Most uveal metastases come from breast carcinoma in women and lung carcinoma in men. Breast carcinoma is responsible for more than half of all ocular metastases. Nearly one-fifth are caused by lung cancer. Most women with uveal metastases from breast tumors have a history of breast carcinoma. In contrast, uveal metastasis may herald the presence of an occult lung cancer.
How is immunohistochemistry (IHC) used to assess uveal metastases?
Primary uveal melanomas usually can be distinguished from uveal metastases using routine light microscopy. When a metastasis is found in a patient with no prior history of cancer, IHC often can suggest the identity of the primary tumor. For example, breast and lung cancers frequently stain positively (i.e., are immunoreactive) for cytokeratin 7 (CK7) and are negative for CK20. In contrast, most gastrointestinal cancers are CK20 positive. Immunoreactivity for specific markers that are expressed only by certain cancers is particularly helpful. Examples include the BRST2 marker in breast carcinoma, the TTF1 marker in lung cancer, and PSA and PSAP in prostate cancers.
IHC also is used as a prognostic marker and a guide to therapy. For example, breast carcinomas that express estrogen receptors can be treated with tamoxifen and aromatase inhibitors, whereas tumors that express HER/2neu can be treated with trastuzumab (Herceptin).
What types of hemangiomas occur in the choroid?
Choroidal hemangiomas are classified as capillary, cavernous, or mixed. They are composed of thin-walled vessels and have little stroma ( Fig. 51-4 ). Sporadic hemangiomas tend to be discrete, localized, elevated reddish-orange tumors. The choroidal hemangiomas that occur in patients with Sturge-Weber syndrome are typically diffuse with indistinct tapering margins. These obscure the underlying choroidal architecture and impart a “tomato ketchup” appearance to the fundus.
If choroidal hemangiomas are benign, why are they treated?
Choroidal hemangiomas are treated to save vision or the eye itself. Although they are benign from a systemic standpoint, choroidal hemangiomas cause retinal detachment and secondary glaucoma via iris neovascularization and/or a papillary block mechanism. The latter can lead to loss of the globe. Hemangiomas usually are treated with photodynamic therapy or laser photocoagulation.
How does retinoblastoma typically present in the United States and Europe?

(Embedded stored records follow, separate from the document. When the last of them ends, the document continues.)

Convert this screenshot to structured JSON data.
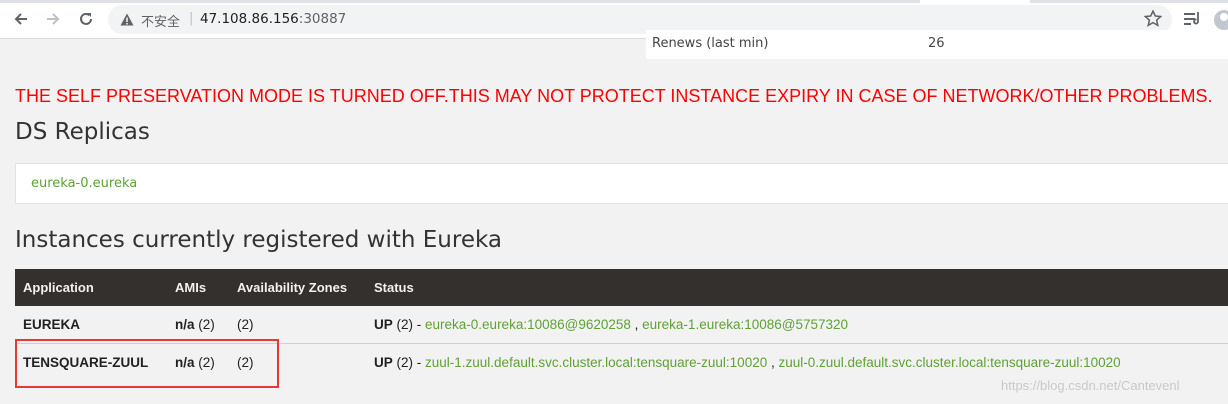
{
  "browser": {
    "security_label": "不安全",
    "url_host": "47.108.86.156",
    "url_port": ":30887",
    "icons": [
      "back-icon",
      "forward-icon",
      "reload-icon",
      "warning-icon",
      "star-icon",
      "reading-list-icon",
      "profile-avatar-icon"
    ]
  },
  "general": {
    "renews_label": "Renews (last min)",
    "renews_value": "26"
  },
  "self_preservation_message": "THE SELF PRESERVATION MODE IS TURNED OFF.THIS MAY NOT PROTECT INSTANCE EXPIRY IN CASE OF NETWORK/OTHER PROBLEMS.",
  "ds_replicas": {
    "title": "DS Replicas",
    "items": [
      "eureka-0.eureka"
    ]
  },
  "instances": {
    "title": "Instances currently registered with Eureka",
    "columns": [
      "Application",
      "AMIs",
      "Availability Zones",
      "Status"
    ],
    "rows": [
      {
        "application": "EUREKA",
        "amis_value": "n/a",
        "amis_count": " (2)",
        "zones": "(2)",
        "status": "UP",
        "status_count": " (2) - ",
        "links": [
          "eureka-0.eureka:10086@9620258",
          "eureka-1.eureka:10086@5757320"
        ],
        "link_sep": " , "
      },
      {
        "application": "TENSQUARE-ZUUL",
        "amis_value": "n/a",
        "amis_count": " (2)",
        "zones": "(2)",
        "status": "UP",
        "status_count": " (2) - ",
        "links": [
          "zuul-1.zuul.default.svc.cluster.local:tensquare-zuul:10020",
          "zuul-0.zuul.default.svc.cluster.local:tensquare-zuul:10020"
        ],
        "link_sep": " , "
      }
    ]
  },
  "watermark": "https://blog.csdn.net/Cantevenl",
  "colors": {
    "error": "#ff0000",
    "link": "#5fa134",
    "table_header": "#34302d",
    "annotation": "#e53935"
  }
}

In the United States and Europe, retinoblastoma typically presents with leukocoria (a white pupillary reflex). Smaller tumors that involve the macula initially may present with strabismus. All children with strabismus should have a careful fundus examination to exclude retinoblastoma or other significant macular pathology. In developing countries, children often present in an advanced stage of the disease with a large orbital tumor secondary to extraocular extension.
How old are patients when diagnosed with retinoblastoma?

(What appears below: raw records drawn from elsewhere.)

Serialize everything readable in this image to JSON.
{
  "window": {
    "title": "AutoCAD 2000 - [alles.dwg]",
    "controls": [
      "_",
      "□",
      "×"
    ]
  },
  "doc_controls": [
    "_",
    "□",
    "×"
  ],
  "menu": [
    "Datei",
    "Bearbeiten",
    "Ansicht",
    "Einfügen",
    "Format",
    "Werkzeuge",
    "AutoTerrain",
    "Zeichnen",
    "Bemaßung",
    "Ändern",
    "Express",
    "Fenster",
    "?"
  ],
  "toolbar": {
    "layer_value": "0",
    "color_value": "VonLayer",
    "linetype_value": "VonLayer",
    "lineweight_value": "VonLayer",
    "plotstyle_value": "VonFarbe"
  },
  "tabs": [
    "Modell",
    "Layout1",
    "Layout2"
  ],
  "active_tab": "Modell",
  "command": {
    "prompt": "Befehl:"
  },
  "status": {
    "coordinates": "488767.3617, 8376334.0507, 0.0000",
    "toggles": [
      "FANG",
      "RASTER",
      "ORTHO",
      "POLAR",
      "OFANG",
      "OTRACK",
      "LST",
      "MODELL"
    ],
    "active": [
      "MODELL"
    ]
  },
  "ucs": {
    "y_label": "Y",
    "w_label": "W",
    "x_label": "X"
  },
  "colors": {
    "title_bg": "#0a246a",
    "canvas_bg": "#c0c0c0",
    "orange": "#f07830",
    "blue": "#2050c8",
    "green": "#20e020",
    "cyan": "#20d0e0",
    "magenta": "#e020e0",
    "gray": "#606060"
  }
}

The mean age at diagnosis is 18 months. Patients who have the familial form of the disease (i.e., who have germ-line mutations) are diagnosed earlier (mean age 12 months), probably because only a solitary “hit” or gene inactivation is required. Sporadic somatic cases occur in slightly older patients; they are diagnosed at a mean age of 24 months.

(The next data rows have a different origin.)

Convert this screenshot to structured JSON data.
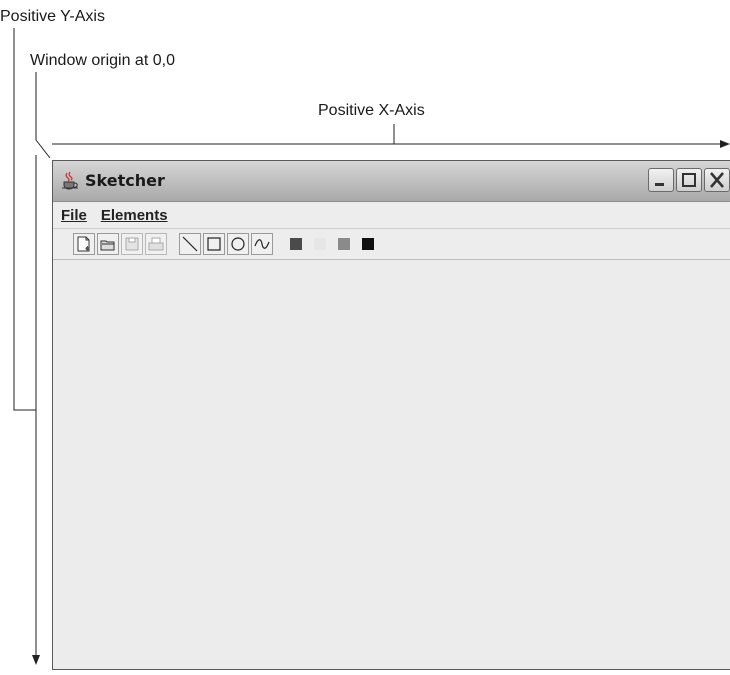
{
  "annotations": {
    "y_axis": "Positive Y-Axis",
    "origin": "Window origin at 0,0",
    "x_axis": "Positive X-Axis"
  },
  "window": {
    "title": "Sketcher",
    "app_icon": "java-cup-icon",
    "controls": [
      "minimize-icon",
      "maximize-icon",
      "close-icon"
    ]
  },
  "menubar": {
    "items": [
      "File",
      "Elements"
    ]
  },
  "toolbar": {
    "file_tools": [
      "new-file-icon",
      "open-file-icon",
      "save-icon",
      "print-icon"
    ],
    "element_tools": [
      "line-icon",
      "rectangle-icon",
      "circle-icon",
      "curve-icon"
    ],
    "color_tools": [
      "red-color-icon",
      "yellow-color-icon",
      "green-color-icon",
      "blue-color-icon"
    ]
  },
  "colors": {
    "red": "#4a4a4a",
    "yellow": "#e6e6e6",
    "green": "#8a8a8a",
    "blue": "#111111"
  }
}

What does retinoblastoma look like grossly?
Grossly, retinoblastoma has a distinctly encephaloid or brainlike appearance. This is not surprising because the tumor arises from the retina, which is a peripheral colony of brain cells. Foci of dystrophic calcification occur in many retinoblastomas. These foci of calcification are evident grossly as lighter flecks.
What is an exophytic retinoblastoma?
Retinoblastoma shows several growth patterns. Exophytic retinoblastoma arises from the outer retina and grows in the subretinal space, causing retinal detachment ( Fig. 51-5 ). Endophytic retinoblastoma arises from the inner layers of the retina, which remains attached ( Fig. 51-6 ). Endophytic tumors invade the vitreous and may seed the anterior chamber, forming a pseudohypopyon of tumor cells. Most large retinoblastomas exhibit a combined endophytic/exophytic growth pattern. The diffuse infiltrative growth pattern is relatively rare and occurs in older children. The retina in such cases is diffusely thickened without a distinct tumefaction.